Latin America & Caribbean

UN court rules it can hear Bolivia sea dispute case

Ronny Abraham (right) sits in the court at the Hague on September 24, 2015 Image copyright AFP
Image caption ICJ President Ronny Abraham (right) read the court's decision

The International Court of Justice (ICJ), ruled on Thursday that it has jurisdiction to continue hearing a dispute between Bolivia and Chile.

Bolivia lost 400km (240 miles) of coast to Chile in a 19th-Century war and has been landlocked ever since.

In 2013, Bolivia asked the ICJ to order Chile to negotiate Bolivia's claim to be given access to the Pacific.

Chile argued that the case did not fall under the jurisdiction of the ICJ, but the ICJ judges dismissed that argument.

Bolivian President Evo Morales said it was "a day Bolivians would never forget".

Protracted case

The two countries have had limited diplomatic relations since 1978, and previous attempts to negotiate the redrawing of the border have failed.

Image copyright AFP
Image caption Former president Eduardo Rodriguez is representing Bolivia before the ICJ

Thursday's ruling means the case can now continue to be heard by the court in The Hague, a process which could take many months, if not years.
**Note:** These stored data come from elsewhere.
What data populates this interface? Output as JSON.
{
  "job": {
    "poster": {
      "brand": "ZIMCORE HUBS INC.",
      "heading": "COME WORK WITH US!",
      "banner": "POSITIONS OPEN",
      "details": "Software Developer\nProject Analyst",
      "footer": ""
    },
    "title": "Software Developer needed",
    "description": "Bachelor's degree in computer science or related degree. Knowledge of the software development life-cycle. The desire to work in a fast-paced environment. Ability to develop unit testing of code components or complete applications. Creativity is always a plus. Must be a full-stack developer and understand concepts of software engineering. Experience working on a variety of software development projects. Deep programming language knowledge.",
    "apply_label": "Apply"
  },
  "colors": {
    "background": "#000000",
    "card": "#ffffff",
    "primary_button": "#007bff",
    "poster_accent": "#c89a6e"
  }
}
Chilean President Michelle Bachelet was quick to point out that "Bolivia hasn't won anything".

Image copyright EPA
Image caption Michelle Bachelet said Thursday's decision did not alter Chile's territory in any way

"This ruling does not affect the territorial integrity of Chile," she said.

Chile argues that a 1904 peace treaty between the two countries settled their border.

But Bolivia says high-ranking Chilean officials promised on at least six occasions over the ensuing decades that they would sit down with their Bolivian counterparts to negotiate Bolivia's access to the Pacific.

Bolivia stresses that it does not want the ICJ to rule for or against its claim to the 400km-stretch of coast but that it only wants Chile to agree to negotiations, with the outcome to be decided by the two neighbours "by peaceful means".

Eduardo Rodriguez, who is representing Bolivia's case before the ICJ, said he was very pleased with Thursday's ruling, which he called "an initial victory" for Bolivia.